Clustering K_Mean K_Shift

Clustering is a technique used in unsupervised machine learning in which a machine is given a dataset and tasked with finding groups, or clusters, within the data. There are two main forms of clustering: flat clustering and hierarchical clustering. In flat clustering, we specify the number of clusters that the machine should find. Hierarchical clustering allows the machine to determine the number of clusters and the subgroups within them.

For the exercises, we will use a dataset that I developed based on publicly available reports and data on forests and forest wildlife.

Animal_data_2024_large
import pandas as pd
import numpy as np
import math

# Load the dataset
animals = pd.read_csv(
    'Animal_data_2024_large.csv',
    sep=';')

print(animals.info())


for col in animals.select_dtypes(include=['float64']).columns:
    animals[col] = animals[col].fillna(0).astype('int64')

K-means is a simple and widely used clustering algorithm whose goal is to partition a dataset into k distinct clusters.The algorithm begins by randomly initializing k cluster centroids and then iteratively assigning each data point to the nearest centroid. It subsequently recalculates the centroids based on the mean of the data points assigned to each cluster. This process continues until convergence is reached, meaning that the centroids no longer change significantly, or until the maximum number of iterations has been reached.

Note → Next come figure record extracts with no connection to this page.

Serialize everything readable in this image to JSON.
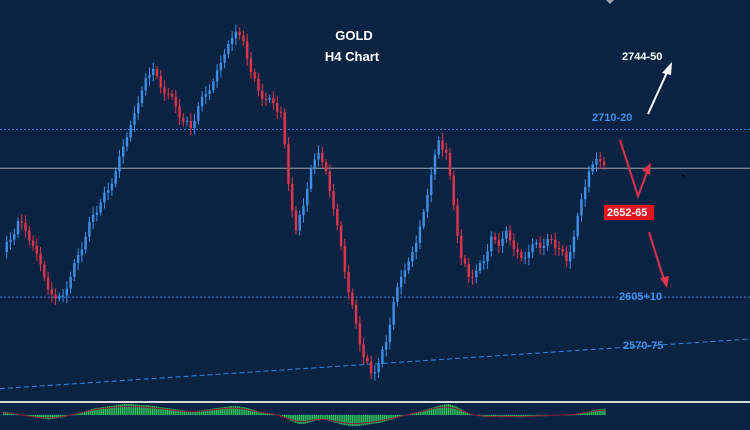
{
  "chart_data": {
    "type": "candlestick",
    "title": "GOLD",
    "subtitle": "H4 Chart",
    "colors": {
      "background": "#0b2343",
      "bull": "#3f8ee8",
      "bear": "#e0344a",
      "level_line": "#2e86e0",
      "current_price_line": "#9aa3ad",
      "white_arrow": "#ffffff",
      "red_arrow": "#e0344a",
      "histogram": "#2fbf5a"
    },
    "levels": [
      {
        "label": "2744-50",
        "price": 2747,
        "color": "#ffffff",
        "line": false
      },
      {
        "label": "2710-20",
        "price": 2715,
        "color": "#3f8ee8",
        "line": true
      },
      {
        "label": "2652-65",
        "price": 2658,
        "color": "#ffffff",
        "badge": "#e0151f",
        "line": false
      },
      {
        "label": "2605+10",
        "price": 2607,
        "color": "#3f8ee8",
        "line": true
      },
      {
        "label": "2570-75",
        "price": 2572,
        "color": "#3f8ee8",
        "line": false
      }
    ],
    "current_price": 2690,
    "ylim": [
      2542,
      2792
    ],
    "trendline": {
      "start_price": 2548,
      "end_price": 2580
    },
    "closes": [
      2636,
      2644,
      2656,
      2650,
      2640,
      2628,
      2612,
      2606,
      2608,
      2620,
      2634,
      2646,
      2660,
      2668,
      2676,
      2688,
      2704,
      2718,
      2732,
      2748,
      2754,
      2742,
      2738,
      2730,
      2720,
      2716,
      2730,
      2738,
      2746,
      2758,
      2770,
      2778,
      2772,
      2752,
      2740,
      2734,
      2732,
      2726,
      2680,
      2650,
      2666,
      2690,
      2700,
      2688,
      2664,
      2640,
      2610,
      2590,
      2568,
      2558,
      2564,
      2578,
      2604,
      2620,
      2630,
      2642,
      2662,
      2686,
      2708,
      2700,
      2666,
      2632,
      2620,
      2624,
      2630,
      2646,
      2640,
      2650,
      2638,
      2632,
      2636,
      2642,
      2640,
      2644,
      2638,
      2630,
      2646,
      2670,
      2688,
      2696,
      2692
    ],
    "histogram": [
      0.3,
      0.2,
      0.1,
      -0.1,
      -0.2,
      -0.3,
      -0.4,
      -0.3,
      -0.2,
      0.0,
      0.2,
      0.4,
      0.6,
      0.7,
      0.8,
      0.9,
      1.0,
      1.0,
      0.9,
      0.9,
      0.8,
      0.7,
      0.6,
      0.5,
      0.4,
      0.3,
      0.4,
      0.5,
      0.6,
      0.7,
      0.8,
      0.8,
      0.7,
      0.5,
      0.3,
      0.2,
      0.1,
      -0.1,
      -0.5,
      -0.8,
      -0.8,
      -0.6,
      -0.4,
      -0.5,
      -0.7,
      -0.9,
      -1.0,
      -1.0,
      -0.9,
      -0.8,
      -0.7,
      -0.5,
      -0.3,
      -0.1,
      0.1,
      0.3,
      0.5,
      0.7,
      0.9,
      1.0,
      0.8,
      0.4,
      0.1,
      -0.1,
      -0.2,
      -0.1,
      -0.2,
      -0.1,
      -0.2,
      -0.2,
      -0.1,
      -0.1,
      -0.1,
      0.0,
      0.0,
      0.0,
      0.1,
      0.2,
      0.4,
      0.5,
      0.6
    ]
  }
}
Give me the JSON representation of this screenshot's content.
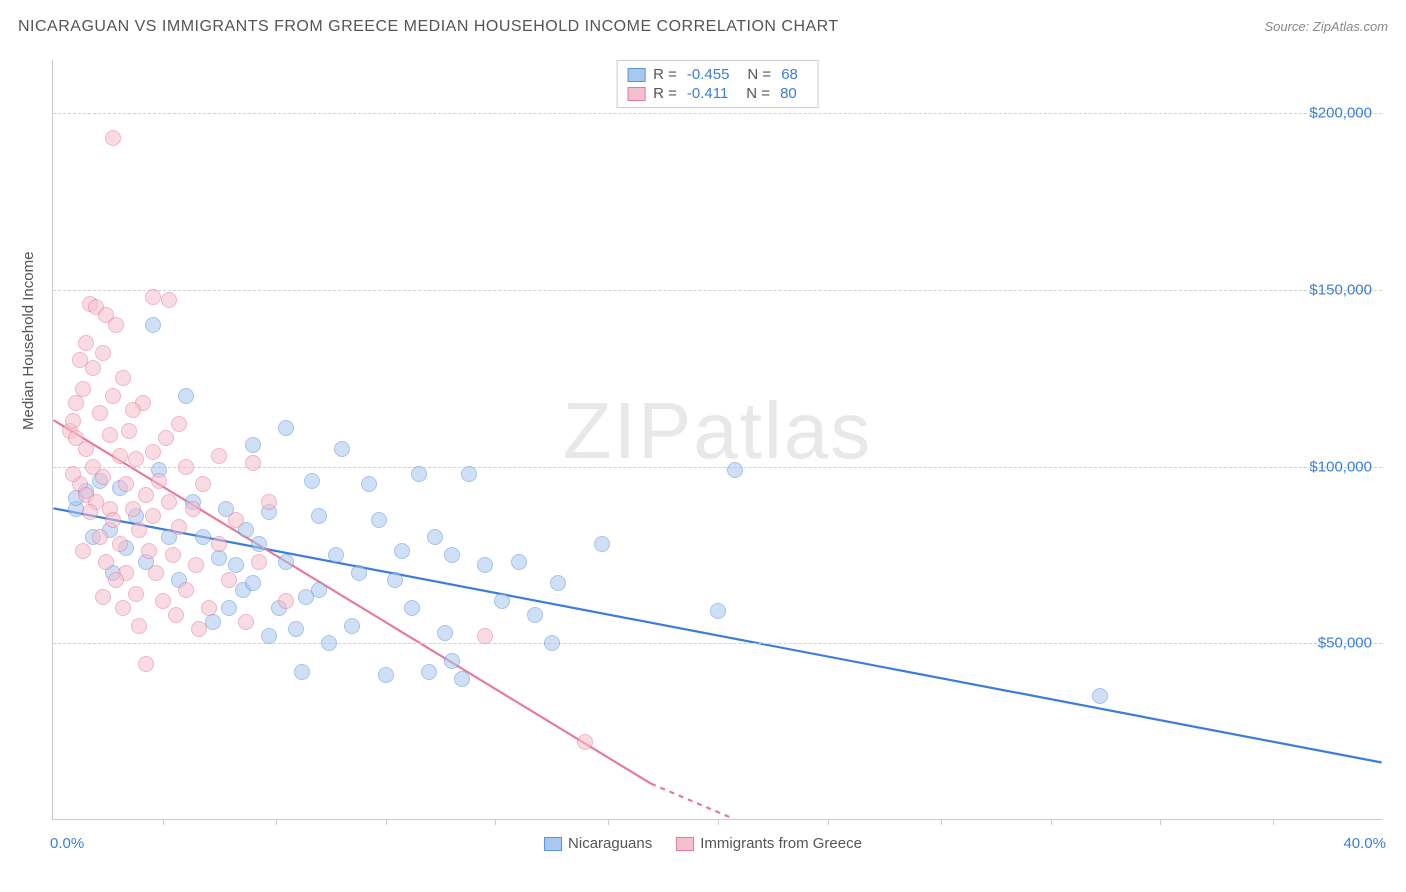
{
  "title": "NICARAGUAN VS IMMIGRANTS FROM GREECE MEDIAN HOUSEHOLD INCOME CORRELATION CHART",
  "source": "Source: ZipAtlas.com",
  "watermark_bold": "ZIP",
  "watermark_light": "atlas",
  "y_axis_title": "Median Household Income",
  "chart": {
    "type": "scatter",
    "xlim": [
      0,
      40
    ],
    "ylim": [
      0,
      215000
    ],
    "x_min_label": "0.0%",
    "x_max_label": "40.0%",
    "x_tick_positions": [
      3.3,
      6.7,
      10,
      13.3,
      16.7,
      20,
      23.3,
      26.7,
      30,
      33.3,
      36.7
    ],
    "y_grid": [
      50000,
      100000,
      150000,
      200000
    ],
    "y_tick_labels": [
      "$50,000",
      "$100,000",
      "$150,000",
      "$200,000"
    ],
    "background_color": "#ffffff",
    "grid_color": "#d0d0d0",
    "axis_color": "#cccccc",
    "tick_label_color": "#3b7dd8",
    "point_radius": 8,
    "point_opacity": 0.55,
    "series": [
      {
        "name": "Nicaraguans",
        "color_fill": "#a9c8ef",
        "color_stroke": "#5b94db",
        "line_color": "#3b7dd8",
        "R": "-0.455",
        "N": "68",
        "regression": {
          "x1": 0,
          "y1": 88000,
          "x2": 40,
          "y2": 16000
        },
        "points": [
          [
            0.7,
            88000
          ],
          [
            0.7,
            91000
          ],
          [
            1.0,
            93000
          ],
          [
            1.2,
            80000
          ],
          [
            1.4,
            96000
          ],
          [
            1.7,
            82000
          ],
          [
            2.0,
            94000
          ],
          [
            2.2,
            77000
          ],
          [
            2.5,
            86000
          ],
          [
            3.0,
            140000
          ],
          [
            3.2,
            99000
          ],
          [
            3.5,
            80000
          ],
          [
            4.0,
            120000
          ],
          [
            4.2,
            90000
          ],
          [
            4.5,
            80000
          ],
          [
            5.0,
            74000
          ],
          [
            5.2,
            88000
          ],
          [
            5.5,
            72000
          ],
          [
            5.7,
            65000
          ],
          [
            5.8,
            82000
          ],
          [
            6.0,
            106000
          ],
          [
            6.0,
            67000
          ],
          [
            6.2,
            78000
          ],
          [
            6.5,
            87000
          ],
          [
            6.8,
            60000
          ],
          [
            7.0,
            111000
          ],
          [
            7.0,
            73000
          ],
          [
            7.3,
            54000
          ],
          [
            7.5,
            42000
          ],
          [
            7.8,
            96000
          ],
          [
            8.0,
            86000
          ],
          [
            8.0,
            65000
          ],
          [
            8.5,
            75000
          ],
          [
            8.7,
            105000
          ],
          [
            9.0,
            55000
          ],
          [
            9.5,
            95000
          ],
          [
            9.8,
            85000
          ],
          [
            10.0,
            41000
          ],
          [
            10.3,
            68000
          ],
          [
            10.5,
            76000
          ],
          [
            11.0,
            98000
          ],
          [
            11.3,
            42000
          ],
          [
            11.5,
            80000
          ],
          [
            12.0,
            45000
          ],
          [
            12.0,
            75000
          ],
          [
            12.3,
            40000
          ],
          [
            12.5,
            98000
          ],
          [
            13.0,
            72000
          ],
          [
            13.5,
            62000
          ],
          [
            14.0,
            73000
          ],
          [
            14.5,
            58000
          ],
          [
            15.0,
            50000
          ],
          [
            15.2,
            67000
          ],
          [
            16.5,
            78000
          ],
          [
            20.0,
            59000
          ],
          [
            20.5,
            99000
          ],
          [
            31.5,
            35000
          ],
          [
            5.3,
            60000
          ],
          [
            4.8,
            56000
          ],
          [
            3.8,
            68000
          ],
          [
            2.8,
            73000
          ],
          [
            1.8,
            70000
          ],
          [
            6.5,
            52000
          ],
          [
            8.3,
            50000
          ],
          [
            11.8,
            53000
          ],
          [
            9.2,
            70000
          ],
          [
            10.8,
            60000
          ],
          [
            7.6,
            63000
          ]
        ]
      },
      {
        "name": "Immigrants from Greece",
        "color_fill": "#f5c0cd",
        "color_stroke": "#e77a9a",
        "line_color": "#e77a9a",
        "R": "-0.411",
        "N": "80",
        "regression": {
          "x1": 0,
          "y1": 113000,
          "x2": 18.0,
          "y2": 10000
        },
        "regression_dash_ext": {
          "x1": 18.0,
          "y1": 10000,
          "x2": 20.5,
          "y2": 0
        },
        "points": [
          [
            0.5,
            110000
          ],
          [
            0.6,
            113000
          ],
          [
            0.7,
            118000
          ],
          [
            0.7,
            108000
          ],
          [
            0.8,
            95000
          ],
          [
            0.9,
            122000
          ],
          [
            1.0,
            105000
          ],
          [
            1.0,
            135000
          ],
          [
            1.0,
            92000
          ],
          [
            1.1,
            146000
          ],
          [
            1.2,
            100000
          ],
          [
            1.2,
            128000
          ],
          [
            1.3,
            145000
          ],
          [
            1.3,
            90000
          ],
          [
            1.4,
            115000
          ],
          [
            1.5,
            132000
          ],
          [
            1.5,
            97000
          ],
          [
            1.6,
            143000
          ],
          [
            1.7,
            88000
          ],
          [
            1.7,
            109000
          ],
          [
            1.8,
            120000
          ],
          [
            1.8,
            85000
          ],
          [
            1.8,
            193000
          ],
          [
            1.9,
            140000
          ],
          [
            2.0,
            103000
          ],
          [
            2.0,
            78000
          ],
          [
            2.1,
            125000
          ],
          [
            2.2,
            95000
          ],
          [
            2.2,
            70000
          ],
          [
            2.3,
            110000
          ],
          [
            2.4,
            88000
          ],
          [
            2.5,
            64000
          ],
          [
            2.5,
            102000
          ],
          [
            2.6,
            82000
          ],
          [
            2.7,
            118000
          ],
          [
            2.8,
            92000
          ],
          [
            2.8,
            44000
          ],
          [
            2.9,
            76000
          ],
          [
            3.0,
            148000
          ],
          [
            3.0,
            104000
          ],
          [
            3.0,
            86000
          ],
          [
            3.1,
            70000
          ],
          [
            3.2,
            96000
          ],
          [
            3.3,
            62000
          ],
          [
            3.4,
            108000
          ],
          [
            3.5,
            90000
          ],
          [
            3.5,
            147000
          ],
          [
            3.6,
            75000
          ],
          [
            3.8,
            83000
          ],
          [
            3.8,
            112000
          ],
          [
            4.0,
            65000
          ],
          [
            4.0,
            100000
          ],
          [
            4.2,
            88000
          ],
          [
            4.3,
            72000
          ],
          [
            4.5,
            95000
          ],
          [
            4.7,
            60000
          ],
          [
            5.0,
            78000
          ],
          [
            5.0,
            103000
          ],
          [
            5.3,
            68000
          ],
          [
            5.5,
            85000
          ],
          [
            5.8,
            56000
          ],
          [
            6.0,
            101000
          ],
          [
            6.2,
            73000
          ],
          [
            6.5,
            90000
          ],
          [
            7.0,
            62000
          ],
          [
            13.0,
            52000
          ],
          [
            16.0,
            22000
          ],
          [
            1.4,
            80000
          ],
          [
            1.6,
            73000
          ],
          [
            2.1,
            60000
          ],
          [
            0.8,
            130000
          ],
          [
            0.6,
            98000
          ],
          [
            1.1,
            87000
          ],
          [
            2.4,
            116000
          ],
          [
            3.7,
            58000
          ],
          [
            4.4,
            54000
          ],
          [
            1.9,
            68000
          ],
          [
            2.6,
            55000
          ],
          [
            0.9,
            76000
          ],
          [
            1.5,
            63000
          ]
        ]
      }
    ]
  },
  "legend_bottom": [
    {
      "label": "Nicaraguans",
      "fill": "#a9c8ef",
      "stroke": "#5b94db"
    },
    {
      "label": "Immigrants from Greece",
      "fill": "#f5c0cd",
      "stroke": "#e77a9a"
    }
  ]
}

To apply the K-means algorithm we can use scikit-learn, that provides a straightforward implementation of the K-means algorithm, making it easy to apply in real-world examples.

Libriaries we will use:

from sklearn.model_selection import cross_validate,train_test_split
from sklearn import preprocessing, svm, neighbors
from sklearn.preprocessing import StandardScaler
from sklearn.metrics import accuracy_score

from sklearn.cluster import KMeans
from sklearn.cluster import MeanShift
import matplotlib.pyplot as plt
from sklearn.decomposition import PCA

Data Preparation and Standardization

X = animals.drop(['Hunting_Dist_ID','Hunting_Dist_name'], axis=1)

# Conversion
X = X.values

scaler = StandardScaler()
X_scaled = scaler.fit_transform(X)
print(X_scaled)


K-Means with k number of clusters and pre-visualization


# K-MEANS

inertia = []
K_range = range(1, 10)

for k in K_range:
    kmeans = KMeans(n_clusters=k, random_state=42, n_init=10)
    kmeans.fit(X_scaled)
    inertia.append(kmeans.inertia_)

plt.plot(K_range, inertia, marker='o')
plt.xlabel("Number of clusters")
plt.ylabel("Inertia")
plt.show()

K-Means with a defined number of clusters of 3

# Final K-Means

kmeans = KMeans(n_clusters=3, random_state=42, n_init=10)
clusters = kmeans.fit_predict(X_scaled)

animals["cluster_kmeans"] = clusters
print(animals["cluster_kmeans"].value_counts())

output: cluster_kmeans
0 1956
1 629
2 13
Name: count, dtype: int64

Visualization (2D)

from sklearn.decomposition import PCA

pca = PCA(n_components=2)
X_2d = pca.fit_transform(X_scaled)

plt.scatter(X_2d[:,0], X_2d[:,1], c=clusters)
plt.title("K-Means clusters")
plt.show()

Mean Shift is another clustering algorithm that does not require the number of clusters to be specified in advance. Instead, it iteratively moves each data point toward the mode of its local neighborhood until convergence is reached. The mode represents the region with the highest density of data points within a given radius. The resulting clusters are defined by these points of convergence.

Compared to K-means, Mean Shift is more flexible because it automatically determines the number of clusters based on the underlying distribution of the data. It can handle clusters with irregular shapes and is less sensitive to the initial placement of data points.

# K-SHIFT
from sklearn.cluster import MeanShift

ms = MeanShift()
clusters_ms = ms.fit_predict(X_scaled)

animals["cluster_ms"] = clusters_ms
print(animals["cluster_ms"].value_counts())

plt.scatter(X_2d[:,0], X_2d[:,1], c=clusters_ms)
plt.title("Mean Shift clusters")
plt.show()

In practice, clustering algorithms can be used in semi-supervised machine learning. After clustering, the resulting groups can be incorporated into a supervised learning workflow, where the clusters serve as labels for classification tasks using other algorithms, such as Support Vector Machines (SVMs).